The reason is that she is the bride of Christ, and he is most definitely a “he.” Our popular culture often imagines heaven as where we hope to sit on clouds and play harps. Yet, the image Christ frequently gives us in the scriptures is that of a wedding banquet: “Jesus again in reply spoke to them in parables, saying, ‘The kingdom of heaven may be likened to a king who gave a wedding feast for his son’” (Matt 22:1-2). If Jesus is the groom, then the Church is the bride: “Then I saw a new heaven and a new earth. The former heaven and the former earth had passed away, and the sea was no more. I also saw the holy city, a new Jerusalem, coming down out of heaven from God, prepared as a bride adorned for her husband” (Rev 21:1-2).
Part of God’s plan for creation was the human complementarity of male and female, husband and wife, to reflect the close loving union of God with us through Christ. St. Paul describes it in his letter to the Ephesians:
Be subordinate to one another out of reverence for Christ. Wives should be subordinate to their husbands as to the Lord. For the husband is head of his wife just as Christ is head of the church, he himself the savior of the body. As the church is subordinate to Christ, so wives should be subordinate to their husbands in everything. Husbands, love your wives, even as Christ loved the church and handed himself over for her to sanctify her, cleansing her by the bath of water with the word, that he might present to himself the church in splendor, without spot or wrinkle or any such thing, that she might be holy and without blemish. So [also] husbands should love their wives as their own bodies. He who loves his wife loves himself. For no one hates his own flesh but rather nourishes and cherishes it, even as Christ does the church, because we are members of his body. “For this reason a man shall leave [his] father and [his] mother and be joined to his wife, and the two shall become one flesh.” This is a great mystery, but I speak in reference to Christ and the church. (Eph 5:21-32)
Heaven is thus, a mystical marriage.
In Christ, the natural institution of marriage,
built into creation, is elevated to a sacrament.
Heaven is thus, a mystical marriage. In Christ, the natural institution of marriage, built into creation, is elevated to a sacrament. The marriage between a baptized man and a baptized woman embodies and points to the reality of heaven.

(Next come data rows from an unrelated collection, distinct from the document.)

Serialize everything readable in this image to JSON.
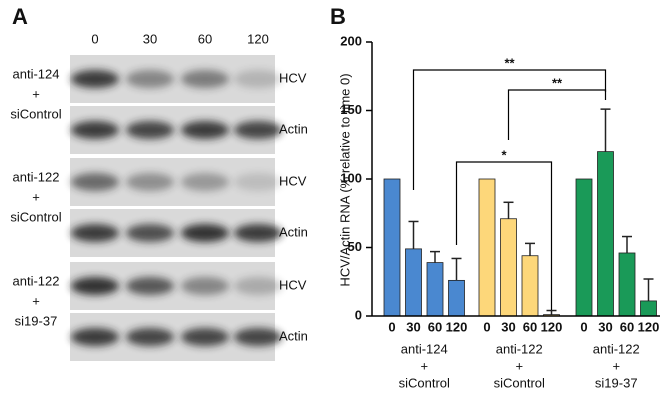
{
  "panel_a": {
    "label": "A",
    "lanes": [
      "0",
      "30",
      "60",
      "120"
    ],
    "rows": [
      {
        "treatment": [
          "anti-124",
          "+",
          "siControl"
        ],
        "bands": [
          "HCV",
          "Actin"
        ]
      },
      {
        "treatment": [
          "anti-122",
          "+",
          "siControl"
        ],
        "bands": [
          "HCV",
          "Actin"
        ]
      },
      {
        "treatment": [
          "anti-122",
          "+",
          "si19-37"
        ],
        "bands": [
          "HCV",
          "Actin"
        ]
      }
    ]
  },
  "chart_data": {
    "type": "bar",
    "label": "B",
    "ylabel": "HCV/Actin RNA (% relative to time 0)",
    "ylim": [
      0,
      200
    ],
    "yticks": [
      0,
      50,
      100,
      150,
      200
    ],
    "series": [
      {
        "name": [
          "anti-124",
          "+",
          "siControl"
        ],
        "color": "#4a88d0",
        "categories": [
          "0",
          "30",
          "60",
          "120"
        ],
        "values": [
          100,
          49,
          39,
          26
        ],
        "errors": [
          null,
          20,
          8,
          16
        ]
      },
      {
        "name": [
          "anti-122",
          "+",
          "siControl"
        ],
        "color": "#fdd77a",
        "categories": [
          "0",
          "30",
          "60",
          "120"
        ],
        "values": [
          100,
          71,
          44,
          1
        ],
        "errors": [
          null,
          12,
          9,
          3
        ]
      },
      {
        "name": [
          "anti-122",
          "+",
          "si19-37"
        ],
        "color": "#1a9a58",
        "categories": [
          "0",
          "30",
          "60",
          "120"
        ],
        "values": [
          100,
          120,
          46,
          11
        ],
        "errors": [
          null,
          31,
          12,
          16
        ]
      }
    ],
    "annotations": [
      {
        "text": "**"
      },
      {
        "text": "**"
      },
      {
        "text": "*"
      }
    ]
  }
}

As Christ and the Church cannot fail to forever love each other, the sacrament of marriage is indissoluble:
Some Pharisees approached him, and tested him, saying, “Is it lawful for a man to divorce his wife for any cause whatever?” He said in reply, “Have you not read that from the beginning the Creator ‘made them male and female’ and said, ‘For this reason a man shall leave his father and mother and be joined to his wife, and the two shall become one flesh’? So they are no longer two, but one flesh. Therefore, what God has joined together, no human being must separate.” They said to him, “Then why did Moses command that the man give the woman a bill of divorce and dismiss [her]?” He said to them, “Because of the hardness of your hearts Moses allowed you to divorce your wives, but from the beginning it was not so. I say to you, whoever divorces his wife (unless the marriage is unlawful) and marries another commits adultery.” (Matt 19:3-9)[2]
For the Church, the creation of humans as male and female is a gift from God that ultimately finds its fulfillment in heaven.
What This Means For Us
We live in a culture that still celebrates weddings with great fervor. That wedding to which we should ultimately look, however, is heaven. If brides and grooms work feverishly and spend large amounts of money to have a wonderful earthly wedding, then we should be willing to give everything we have to be a part of the heavenly marriage banquet. That is the one marriage in which bride and groom will live happily ever after.
Footnotes
1. This author has used – when an application form requires pronouns – who & what. Abbott and Costello were ahead of their time.
2. Annulments come from the clause “unless the marriage is unlawful” which has to do with the distinction between the Greek words porneia and moicheia.